Pactos de sangue*
Lula é alvo de Palocci e Janot; Joesley é alvo
de todos, até dele mesmo
Eliane Cantanhêde
Sai Michel Temer por ora e entram na mira o ex-presidente
Lula e o empresário Joesley Batista. O depoimento do ex-poderoso ministro
Antonio Palocci é considerado a bala de prata contra Lula, enquanto o arrogante
Joesley cuidou de atirar, ele mesmo, no próprio pé – ou no próprio peito. Se o
PT vinha lucrando com a desgraça de Temer, não lucra mais.
Lula passou as últimas semanas encenando o papel de
candidato a presidente, mas essa possibilidade é cada vez mais distante. Numa
única semana, e numa semana com feriado na quinta-feira, ele foi atingido
duramente duas vezes: além de Palocci denunciar o “pacto de sangue” entre PT e
Odebrecht, o procurador Rodrigo Janot denunciou Lula e a pupila Dilma Rousseff
por organização criminosa.
Condenado num processo e réu em cinco outros, Lula parece
ter sete vidas políticas, mas vai consumindo uma a uma, com as denúncias de
desvios, escândalos e favorecimento pessoal ilícito. O PT e seus seguidores não
têm mais como atribuir as agruras de Lula na Justiça ao juiz Sérgio Moro ou à
elite malvada, à direita enraivecida ou à mídia parcial.
Quem agora denuncia Lula é Janot, que até pode ser
considerado inimigo de Temer, mas nunca foi chamado de inimigo do petista. E
ele não denunciou apenas Lula, mas também Dilma, o próprio Palocci, mais três
ex-ministros, o ex-tesoureiro do PT Vaccari Neto e a presidente nacional do PT,
Gleisi Hoffmann. E pediu o bloqueio de nada modestos R$ 6,5 bilhões da turma.

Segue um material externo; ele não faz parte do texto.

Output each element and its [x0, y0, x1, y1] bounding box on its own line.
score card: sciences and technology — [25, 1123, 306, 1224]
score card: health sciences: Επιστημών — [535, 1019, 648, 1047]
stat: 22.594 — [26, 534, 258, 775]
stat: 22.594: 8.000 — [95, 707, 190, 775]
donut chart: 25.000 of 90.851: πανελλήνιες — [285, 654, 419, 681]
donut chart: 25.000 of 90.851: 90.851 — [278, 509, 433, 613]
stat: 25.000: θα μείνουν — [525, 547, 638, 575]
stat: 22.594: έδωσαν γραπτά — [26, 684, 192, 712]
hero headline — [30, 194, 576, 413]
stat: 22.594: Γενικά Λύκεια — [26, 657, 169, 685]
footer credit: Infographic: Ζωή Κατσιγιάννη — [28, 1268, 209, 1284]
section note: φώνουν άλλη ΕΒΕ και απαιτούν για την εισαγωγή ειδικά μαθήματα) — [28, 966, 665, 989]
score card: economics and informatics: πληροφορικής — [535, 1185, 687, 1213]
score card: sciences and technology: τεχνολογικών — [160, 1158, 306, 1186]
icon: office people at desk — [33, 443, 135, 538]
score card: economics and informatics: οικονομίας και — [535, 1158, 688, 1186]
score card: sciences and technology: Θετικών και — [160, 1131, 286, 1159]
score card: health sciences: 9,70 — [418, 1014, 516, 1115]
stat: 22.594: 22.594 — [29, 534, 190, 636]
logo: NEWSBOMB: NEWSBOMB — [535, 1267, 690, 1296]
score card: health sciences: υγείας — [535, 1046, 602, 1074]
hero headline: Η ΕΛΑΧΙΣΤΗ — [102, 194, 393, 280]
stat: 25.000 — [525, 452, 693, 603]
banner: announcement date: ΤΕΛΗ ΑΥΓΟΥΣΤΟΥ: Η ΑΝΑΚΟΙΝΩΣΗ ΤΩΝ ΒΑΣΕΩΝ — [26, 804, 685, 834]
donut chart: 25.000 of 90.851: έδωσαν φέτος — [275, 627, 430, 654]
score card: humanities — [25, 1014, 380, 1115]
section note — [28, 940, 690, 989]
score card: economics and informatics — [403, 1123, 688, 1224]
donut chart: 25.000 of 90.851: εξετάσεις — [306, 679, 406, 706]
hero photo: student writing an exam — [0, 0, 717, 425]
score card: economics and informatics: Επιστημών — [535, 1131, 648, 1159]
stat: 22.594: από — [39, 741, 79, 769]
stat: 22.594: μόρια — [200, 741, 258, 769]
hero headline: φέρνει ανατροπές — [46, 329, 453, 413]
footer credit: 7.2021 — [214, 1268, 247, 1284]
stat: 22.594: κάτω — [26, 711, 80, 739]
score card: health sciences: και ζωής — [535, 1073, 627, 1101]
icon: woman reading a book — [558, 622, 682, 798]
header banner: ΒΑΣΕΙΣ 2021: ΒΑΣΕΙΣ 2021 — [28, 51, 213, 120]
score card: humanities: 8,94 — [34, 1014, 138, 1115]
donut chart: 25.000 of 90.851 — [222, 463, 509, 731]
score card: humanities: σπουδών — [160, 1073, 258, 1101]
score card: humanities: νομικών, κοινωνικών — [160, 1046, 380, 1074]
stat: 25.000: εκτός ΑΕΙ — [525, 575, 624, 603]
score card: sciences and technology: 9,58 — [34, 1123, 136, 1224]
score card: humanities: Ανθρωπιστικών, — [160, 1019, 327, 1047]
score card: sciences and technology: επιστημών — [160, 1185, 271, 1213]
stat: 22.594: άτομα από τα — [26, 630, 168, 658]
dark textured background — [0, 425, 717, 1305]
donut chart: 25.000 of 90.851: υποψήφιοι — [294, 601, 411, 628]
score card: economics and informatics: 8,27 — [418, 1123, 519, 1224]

E quem está contando os podres de Lula e o PT é Palocci,
legítimo representante da elite, mas da elite do PT e dos governos Lula e
Dilma, dos quais, aliás, caiu estrondosamente – e por suspeitas de corrupção.
Logo, Palocci participou de tudo e sabe bem como as coisas funcionavam. Já
imaginaram uma acareação pública entre Lula e Palocci?!
Lula está gravemente baleado e vai perdendo seu discurso
de vítima e sua eterna condição de inimputável. Com um detalhe: desde o início,
inclusive aqui neste espaço, falou-se que Antonio Palocci não é um José Dirceu.
Há um gap de ideologia, de compromisso, talvez de caráter. Dirceu tem aguentado
firme e forte, mas Palocci iria cair mais cedo ou mais tarde. Aliás, como Guido
Mantega, o próximo a abrir a boca.
A balança entre Temer e Joesley Batista também inverteu.
Se Joesley armou uma armadilha para Temer e quase derrubou um presidente da
República, é a vez de Temer assistir, de camarote, à desgraça do seu algoz, com
o sabor extra de sentir a aflição de Janot, que agora flecha e é flechado.
A conversa asquerosa com Ricardo Saud revela um Joesley
simplório, mas megalomaníaco. Tinha certeza de que jamais seria preso, ameaçava
“moer” o Executivo e o Judiciário e gabava-se de comprar qualquer um, mas deve
ser preso, sim, como pede o ministro do STF Luiz Fux, está sendo moído pela PGR
que manipulou e servido de bandeja para a opinião pública. O ex-poderoso
Joesley virou uma ilha, cercado por todos os lados. Tudo o que disser, daqui em
diante, será usado contra ele.
Temer tem 15 minutos de alívio, mas deve ser prudente.
Nenhuma imagem foi tão avassaladora, em três anos e meio de Lava Jato, quanto o
apartamento cheio de malas e caixas com R$ 51 milhões – R$ 51 milhões! – do seu amigo e
ex-ministro Geddel Vieira Lima. Geddel foi vice-presidente da CEF no governo
Dilma, mas sua identificação pública e política é com Temer. A mala de dinheiro
do ex-assessor Rocha Loures já fez bom estrago na imagem do presidente. Imagine-se
um apartamento de dinheiro do ex-ministro Geddel? Na próxima semana, as flechas
de Janot devem se voltar de novo contra Temer, seu alvo preferencial.